Can anyone show me how congestion control is implemented over MPLS network .

Is there any important different to TCP congestion control in traditional IP network

I'm looking for a ns2 forum (network simulator).Anyone know about it please give me a link

Thanks in advance!!!

3 Replies 3

pkhatri
Level 11
Level 11

Hi,

At the edge of an MPLS network, IP headers are still visible and so, you can perform congestion avoidance mechanisms such as RED.

Within the core of MPLS networks, P routers will typically only look at the MPLS headers. Therefore, you cannot use TCP congestion avoidance mechanisms within the core. The P routers, do however, manage congestion based on EXP values within the MPLS header. RED is typically not all that useful within the core anyway since you are likely to have high-speed core links that do not congest all that much anyway.

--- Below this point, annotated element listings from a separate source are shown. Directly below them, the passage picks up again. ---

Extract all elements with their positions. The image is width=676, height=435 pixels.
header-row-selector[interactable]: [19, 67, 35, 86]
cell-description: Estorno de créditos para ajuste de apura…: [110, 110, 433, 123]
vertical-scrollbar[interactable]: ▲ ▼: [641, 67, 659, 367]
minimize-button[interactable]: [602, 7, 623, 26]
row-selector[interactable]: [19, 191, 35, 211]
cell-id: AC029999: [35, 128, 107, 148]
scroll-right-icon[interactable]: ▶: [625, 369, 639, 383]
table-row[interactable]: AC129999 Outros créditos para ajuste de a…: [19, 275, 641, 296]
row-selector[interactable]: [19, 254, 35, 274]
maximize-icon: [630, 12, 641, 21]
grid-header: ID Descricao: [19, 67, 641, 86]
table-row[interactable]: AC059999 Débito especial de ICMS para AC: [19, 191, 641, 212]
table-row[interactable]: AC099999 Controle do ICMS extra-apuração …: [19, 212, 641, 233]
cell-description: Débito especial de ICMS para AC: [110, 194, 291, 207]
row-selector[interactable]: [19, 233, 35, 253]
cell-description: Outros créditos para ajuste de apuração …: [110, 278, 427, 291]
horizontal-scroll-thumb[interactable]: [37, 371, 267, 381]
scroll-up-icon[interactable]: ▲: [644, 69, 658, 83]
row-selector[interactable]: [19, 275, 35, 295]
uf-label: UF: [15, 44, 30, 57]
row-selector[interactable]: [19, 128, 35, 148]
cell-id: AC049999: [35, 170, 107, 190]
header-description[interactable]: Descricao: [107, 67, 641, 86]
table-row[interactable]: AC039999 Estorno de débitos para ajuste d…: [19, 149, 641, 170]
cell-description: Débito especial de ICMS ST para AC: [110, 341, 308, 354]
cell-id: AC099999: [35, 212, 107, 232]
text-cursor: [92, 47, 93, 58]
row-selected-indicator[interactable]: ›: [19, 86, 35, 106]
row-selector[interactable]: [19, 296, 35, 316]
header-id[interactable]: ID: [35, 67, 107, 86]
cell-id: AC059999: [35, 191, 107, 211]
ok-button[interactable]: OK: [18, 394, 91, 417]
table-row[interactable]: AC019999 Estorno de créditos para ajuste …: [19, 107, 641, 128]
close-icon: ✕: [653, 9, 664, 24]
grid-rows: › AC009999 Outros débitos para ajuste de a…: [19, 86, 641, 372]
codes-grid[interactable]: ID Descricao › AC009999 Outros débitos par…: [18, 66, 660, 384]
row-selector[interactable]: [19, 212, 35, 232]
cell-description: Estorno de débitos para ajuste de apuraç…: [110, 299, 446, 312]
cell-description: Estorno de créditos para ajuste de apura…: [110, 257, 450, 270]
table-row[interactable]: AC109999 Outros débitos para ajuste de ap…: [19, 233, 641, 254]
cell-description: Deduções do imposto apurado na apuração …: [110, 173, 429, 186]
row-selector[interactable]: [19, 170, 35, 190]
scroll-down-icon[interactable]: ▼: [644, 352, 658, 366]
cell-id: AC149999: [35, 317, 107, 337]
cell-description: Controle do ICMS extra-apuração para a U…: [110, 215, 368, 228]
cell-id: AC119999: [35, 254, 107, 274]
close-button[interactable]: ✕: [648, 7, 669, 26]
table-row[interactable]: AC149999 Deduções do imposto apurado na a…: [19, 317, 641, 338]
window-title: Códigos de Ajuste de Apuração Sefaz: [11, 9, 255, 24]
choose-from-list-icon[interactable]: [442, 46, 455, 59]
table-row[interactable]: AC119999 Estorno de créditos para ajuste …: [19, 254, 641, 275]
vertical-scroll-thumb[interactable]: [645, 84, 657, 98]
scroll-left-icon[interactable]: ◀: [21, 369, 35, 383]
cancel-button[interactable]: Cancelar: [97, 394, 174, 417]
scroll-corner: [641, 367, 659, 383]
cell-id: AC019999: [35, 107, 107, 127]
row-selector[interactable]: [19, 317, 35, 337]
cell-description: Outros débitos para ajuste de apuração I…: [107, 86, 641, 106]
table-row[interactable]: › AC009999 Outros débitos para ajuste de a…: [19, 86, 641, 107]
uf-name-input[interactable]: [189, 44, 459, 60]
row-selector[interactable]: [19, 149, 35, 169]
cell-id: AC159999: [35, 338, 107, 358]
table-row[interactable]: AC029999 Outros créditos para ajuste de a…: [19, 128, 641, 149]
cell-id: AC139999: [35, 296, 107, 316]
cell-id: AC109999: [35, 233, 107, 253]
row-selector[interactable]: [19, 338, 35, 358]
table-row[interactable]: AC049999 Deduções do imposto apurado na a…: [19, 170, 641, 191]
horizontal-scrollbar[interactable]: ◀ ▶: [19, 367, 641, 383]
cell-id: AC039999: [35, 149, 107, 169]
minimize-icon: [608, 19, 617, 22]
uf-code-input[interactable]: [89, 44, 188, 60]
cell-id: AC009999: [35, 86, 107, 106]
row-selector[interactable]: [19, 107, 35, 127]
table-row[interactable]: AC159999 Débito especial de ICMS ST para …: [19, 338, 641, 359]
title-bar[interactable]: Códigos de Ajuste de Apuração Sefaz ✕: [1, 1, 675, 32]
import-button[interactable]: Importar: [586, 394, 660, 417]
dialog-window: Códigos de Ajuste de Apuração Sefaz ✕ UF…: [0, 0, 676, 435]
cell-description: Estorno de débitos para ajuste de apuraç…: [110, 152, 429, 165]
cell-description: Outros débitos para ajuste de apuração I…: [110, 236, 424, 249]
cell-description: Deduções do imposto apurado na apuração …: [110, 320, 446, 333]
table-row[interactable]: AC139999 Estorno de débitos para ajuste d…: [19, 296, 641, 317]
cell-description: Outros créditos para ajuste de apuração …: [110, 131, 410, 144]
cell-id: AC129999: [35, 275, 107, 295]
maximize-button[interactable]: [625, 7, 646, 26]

Hope that helps - pls do rate the post if it does.

Paresh

mounir.mohamed
Level 7
Level 7

Hello,

first to make sure we are talking about the same:

1) congestion management (queueing) in MPLS networks offers the same mechanisms as in IP networks.

2) congestion avoidance (WRED) is slightly different. This has to do with TCP, and I assume you called it congestion control.

Well, there are two "flavours" of WRED. The first one simply randomly drops packets to rely on the reduction of TCP window size to avoid congestion. This will obviously also work in MPLS networks. The main problem you are facing though is classification into TCP/non-TCP traffic. There is no point to use WRED on UDP. An MPLS LSR however does not "know" what he is transporting. So you might use WRED on the wrong traffic resulting in worse network behaviour.

The second option in WRED is to set the ECN bit in the TOS byte. There is a newer RFC (3468?) suggesting this instead of dropping the packet right away. This can not be done by a MPLS LSR, because it will not look at the IP header for forwarding decision.

Hm. on a second thought it could be done theoretically. Though not doing forwarding based on IP header info, CEF could still set ECN.

Anyhow, WRED can be configured and packets can be dropped randomly to avoid congestion. ECN is not supported though (and not widely used anyhow) right now to my knowledge.

Hope this helps! Please rate all posts.